21

1929

A man and woman having sex; her legs spread, him on top of her; shot at midrange, capturing her thighs, backside, and genitals; and his back, thighs, backside, and genitals, to be titled Spring.

The same man and woman having sex; her legs spread, him on top of her; shot close-up from above, cropped tightly to focus on the point of their connection, titled Summer.

The cupid’s bow lips of the woman fellating the man; shot very close-up, titled Autumn.

The man inside the woman from behind, shot close-up at hip level, titled Winter.

These were the four photographs Man Ray gave to Louis Aragon in 1929 for publication in an art book they were working on, to be titled 1929.

Sometime prior to that transaction, there had been a meeting of Surrealists at the Café Radio on the Place Blanche to discuss the plight of a Belgian comrade whose little avant-garde magazine Variétés was foundering. One among the group, Benjamin Péret, suggested a special one-off issue to raise some emergency cash, something sure to capture public attention, an issue filled with sex poems written by himself and Aragon. The idea grew. It would be more than a special issue; it would be a standalone chapbook devoted to the subject of sex. They would design it to look as plain as the content inside was meant to be shocking, to mislead the censors, to be ironic.

1929 would mimic a calendar, a dirty catechism, framed in sections named for the four seasons, riffing on the almanacs the post offices and fire stations printed each year for their employees to sell door to door to earn their Christmas bonuses.

Aragon and Péret wrote their poetry. And then Aragon went to Man Ray seeking visual content.

Two hundred and fifteen copies of 1929 were printed, secretly and relatively luxuriously, in Brussels. French customs officials seized most of the run, but some got through to Paris.

While their eyes aren’t shown, people in Montparnasse would have been able to quickly guess the identity of the couple in the photographs by the available data: the man’s small, thin, hairy frame and the woman’s trademark cupid’s bow lips; their skin tones; and the angles of certain of the photographs, all four signed Man Ray, indicating that the same man doing the photographing was the one being caught on film. These may well have been the “photos of love-making between a man and a woman,” as Henri-Pierre Roché described them, that Man Ray showed to him back in 1922.

The poems in 1929 are self-consciously blasphemous, meant to titillate and provoke. The four photographs are explicit. In tone and content, they’re light-years away from any of the nudes Man Ray and Kiki produced in their time together.
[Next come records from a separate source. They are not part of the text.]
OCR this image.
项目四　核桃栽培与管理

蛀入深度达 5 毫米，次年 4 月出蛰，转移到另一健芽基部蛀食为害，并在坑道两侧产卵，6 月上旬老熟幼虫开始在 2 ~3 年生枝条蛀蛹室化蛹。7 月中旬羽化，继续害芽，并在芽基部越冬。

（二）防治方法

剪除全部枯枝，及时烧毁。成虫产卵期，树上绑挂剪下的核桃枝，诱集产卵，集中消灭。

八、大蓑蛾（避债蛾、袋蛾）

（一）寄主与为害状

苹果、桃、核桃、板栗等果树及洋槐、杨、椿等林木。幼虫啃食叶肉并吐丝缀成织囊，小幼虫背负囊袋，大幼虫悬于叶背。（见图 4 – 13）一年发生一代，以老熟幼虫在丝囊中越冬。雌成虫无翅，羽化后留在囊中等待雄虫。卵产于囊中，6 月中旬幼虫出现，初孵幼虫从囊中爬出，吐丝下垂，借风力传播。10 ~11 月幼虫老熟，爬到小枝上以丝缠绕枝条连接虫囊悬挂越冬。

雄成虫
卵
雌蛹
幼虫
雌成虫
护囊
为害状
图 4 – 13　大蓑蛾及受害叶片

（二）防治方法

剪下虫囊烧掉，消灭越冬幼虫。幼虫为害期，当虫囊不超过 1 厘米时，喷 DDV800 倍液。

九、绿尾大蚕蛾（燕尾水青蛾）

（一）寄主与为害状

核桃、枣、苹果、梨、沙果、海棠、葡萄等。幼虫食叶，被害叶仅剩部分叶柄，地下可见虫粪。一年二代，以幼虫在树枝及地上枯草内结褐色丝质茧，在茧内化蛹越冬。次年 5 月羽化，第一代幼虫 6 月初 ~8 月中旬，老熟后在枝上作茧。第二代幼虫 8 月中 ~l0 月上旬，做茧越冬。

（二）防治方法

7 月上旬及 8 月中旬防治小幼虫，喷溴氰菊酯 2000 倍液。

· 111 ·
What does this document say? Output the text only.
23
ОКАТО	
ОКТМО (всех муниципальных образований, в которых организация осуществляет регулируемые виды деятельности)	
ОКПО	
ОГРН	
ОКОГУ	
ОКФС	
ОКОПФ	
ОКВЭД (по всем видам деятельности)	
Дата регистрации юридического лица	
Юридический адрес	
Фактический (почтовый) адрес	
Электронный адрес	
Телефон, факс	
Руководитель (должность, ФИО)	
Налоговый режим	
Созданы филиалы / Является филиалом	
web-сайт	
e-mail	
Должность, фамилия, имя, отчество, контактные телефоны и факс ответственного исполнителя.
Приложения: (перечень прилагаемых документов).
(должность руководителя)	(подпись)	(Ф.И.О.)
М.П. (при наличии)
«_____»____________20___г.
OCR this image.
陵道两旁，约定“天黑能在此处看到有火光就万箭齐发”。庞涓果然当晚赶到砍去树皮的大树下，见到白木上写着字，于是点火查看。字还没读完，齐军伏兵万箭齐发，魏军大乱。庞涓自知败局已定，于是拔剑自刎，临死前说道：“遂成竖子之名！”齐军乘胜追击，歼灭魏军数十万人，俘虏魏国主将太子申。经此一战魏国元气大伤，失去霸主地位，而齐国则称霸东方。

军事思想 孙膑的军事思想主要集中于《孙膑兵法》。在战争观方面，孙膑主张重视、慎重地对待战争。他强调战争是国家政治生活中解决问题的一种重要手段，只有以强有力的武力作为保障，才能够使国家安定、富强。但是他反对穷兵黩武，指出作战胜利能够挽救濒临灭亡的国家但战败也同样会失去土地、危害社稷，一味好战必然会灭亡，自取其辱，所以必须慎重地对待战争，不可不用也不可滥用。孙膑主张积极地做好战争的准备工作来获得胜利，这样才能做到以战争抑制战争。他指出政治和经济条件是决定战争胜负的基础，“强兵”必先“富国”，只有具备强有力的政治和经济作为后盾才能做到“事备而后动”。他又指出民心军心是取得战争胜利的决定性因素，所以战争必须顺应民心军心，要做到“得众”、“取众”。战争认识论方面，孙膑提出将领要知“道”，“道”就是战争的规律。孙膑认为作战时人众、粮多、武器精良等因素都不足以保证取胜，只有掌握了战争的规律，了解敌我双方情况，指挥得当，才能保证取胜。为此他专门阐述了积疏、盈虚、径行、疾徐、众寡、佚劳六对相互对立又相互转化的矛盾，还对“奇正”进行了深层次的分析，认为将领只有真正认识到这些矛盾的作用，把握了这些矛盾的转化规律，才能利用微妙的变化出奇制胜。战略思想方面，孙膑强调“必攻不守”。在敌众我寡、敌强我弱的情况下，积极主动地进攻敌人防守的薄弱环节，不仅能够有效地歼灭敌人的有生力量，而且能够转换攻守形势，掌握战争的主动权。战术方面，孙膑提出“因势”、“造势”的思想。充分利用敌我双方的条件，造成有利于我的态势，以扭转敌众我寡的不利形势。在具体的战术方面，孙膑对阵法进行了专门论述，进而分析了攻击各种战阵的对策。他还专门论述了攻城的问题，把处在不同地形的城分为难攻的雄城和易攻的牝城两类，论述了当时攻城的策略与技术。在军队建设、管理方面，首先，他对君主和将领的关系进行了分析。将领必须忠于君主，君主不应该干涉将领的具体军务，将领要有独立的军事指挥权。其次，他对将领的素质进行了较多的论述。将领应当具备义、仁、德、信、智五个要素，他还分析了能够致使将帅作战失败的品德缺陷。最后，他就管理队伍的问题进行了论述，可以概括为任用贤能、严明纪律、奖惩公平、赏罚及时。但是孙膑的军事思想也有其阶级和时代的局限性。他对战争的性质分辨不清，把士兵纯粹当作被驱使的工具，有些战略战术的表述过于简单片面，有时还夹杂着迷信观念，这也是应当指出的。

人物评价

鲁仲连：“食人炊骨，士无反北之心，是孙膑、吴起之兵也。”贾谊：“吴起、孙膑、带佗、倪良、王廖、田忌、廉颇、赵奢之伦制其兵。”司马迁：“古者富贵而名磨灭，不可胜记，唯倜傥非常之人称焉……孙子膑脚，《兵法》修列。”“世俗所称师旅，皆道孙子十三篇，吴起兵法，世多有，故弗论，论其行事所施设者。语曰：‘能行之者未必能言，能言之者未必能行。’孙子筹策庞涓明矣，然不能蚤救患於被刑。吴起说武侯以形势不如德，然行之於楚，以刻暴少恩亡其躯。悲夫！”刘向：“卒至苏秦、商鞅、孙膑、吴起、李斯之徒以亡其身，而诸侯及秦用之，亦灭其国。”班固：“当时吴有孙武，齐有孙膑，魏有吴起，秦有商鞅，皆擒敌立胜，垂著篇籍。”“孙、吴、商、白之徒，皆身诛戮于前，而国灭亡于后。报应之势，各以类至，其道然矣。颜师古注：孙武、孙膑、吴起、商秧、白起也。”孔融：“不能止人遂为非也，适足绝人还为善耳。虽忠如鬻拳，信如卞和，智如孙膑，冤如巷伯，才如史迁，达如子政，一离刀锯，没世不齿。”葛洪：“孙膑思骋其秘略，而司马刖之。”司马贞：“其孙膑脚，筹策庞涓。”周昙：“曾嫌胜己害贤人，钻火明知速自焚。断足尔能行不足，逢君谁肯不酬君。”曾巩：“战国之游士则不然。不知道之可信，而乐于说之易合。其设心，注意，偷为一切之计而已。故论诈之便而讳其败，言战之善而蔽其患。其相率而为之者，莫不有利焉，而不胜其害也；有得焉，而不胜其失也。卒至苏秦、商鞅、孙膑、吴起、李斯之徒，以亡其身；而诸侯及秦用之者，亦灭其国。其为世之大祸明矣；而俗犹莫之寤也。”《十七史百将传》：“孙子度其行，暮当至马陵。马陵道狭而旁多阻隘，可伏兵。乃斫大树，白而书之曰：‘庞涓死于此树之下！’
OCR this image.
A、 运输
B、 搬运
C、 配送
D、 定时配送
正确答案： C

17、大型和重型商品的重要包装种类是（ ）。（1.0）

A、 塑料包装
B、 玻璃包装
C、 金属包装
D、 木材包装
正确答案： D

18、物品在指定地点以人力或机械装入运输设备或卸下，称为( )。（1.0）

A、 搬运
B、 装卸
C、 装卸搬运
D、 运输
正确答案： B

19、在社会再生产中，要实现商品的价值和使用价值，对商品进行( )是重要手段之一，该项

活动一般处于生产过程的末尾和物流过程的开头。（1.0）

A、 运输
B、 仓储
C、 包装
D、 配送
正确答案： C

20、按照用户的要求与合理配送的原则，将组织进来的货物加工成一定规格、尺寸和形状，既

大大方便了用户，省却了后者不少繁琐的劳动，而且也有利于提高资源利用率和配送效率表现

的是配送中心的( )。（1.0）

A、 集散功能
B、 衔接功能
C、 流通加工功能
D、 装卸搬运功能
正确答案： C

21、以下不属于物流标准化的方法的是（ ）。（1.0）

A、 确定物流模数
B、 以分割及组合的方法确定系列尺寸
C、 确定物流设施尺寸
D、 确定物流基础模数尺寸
It’s not known when they rigged up a camera to capture their coupling or what eventual purposes each one had in mind for the pictures. To an outsider, they would seem to be private photographs, taken for the pleasure of the two people involved.

There is no record of Man Ray consulting with Kiki about releasing the photographs publicly before giving them to Aragon.

There is no record of how the timing of Man Ray’s giving Aragon the photographs fell in relation to Kiki’s leaving Man Ray, nor of Man Ray’s learning that Kiki would soon be sharing the details of her life (and presumably his) in a book.

There is no record of Kiki’s reaction to the photographs circulating among her friends and acquaintances.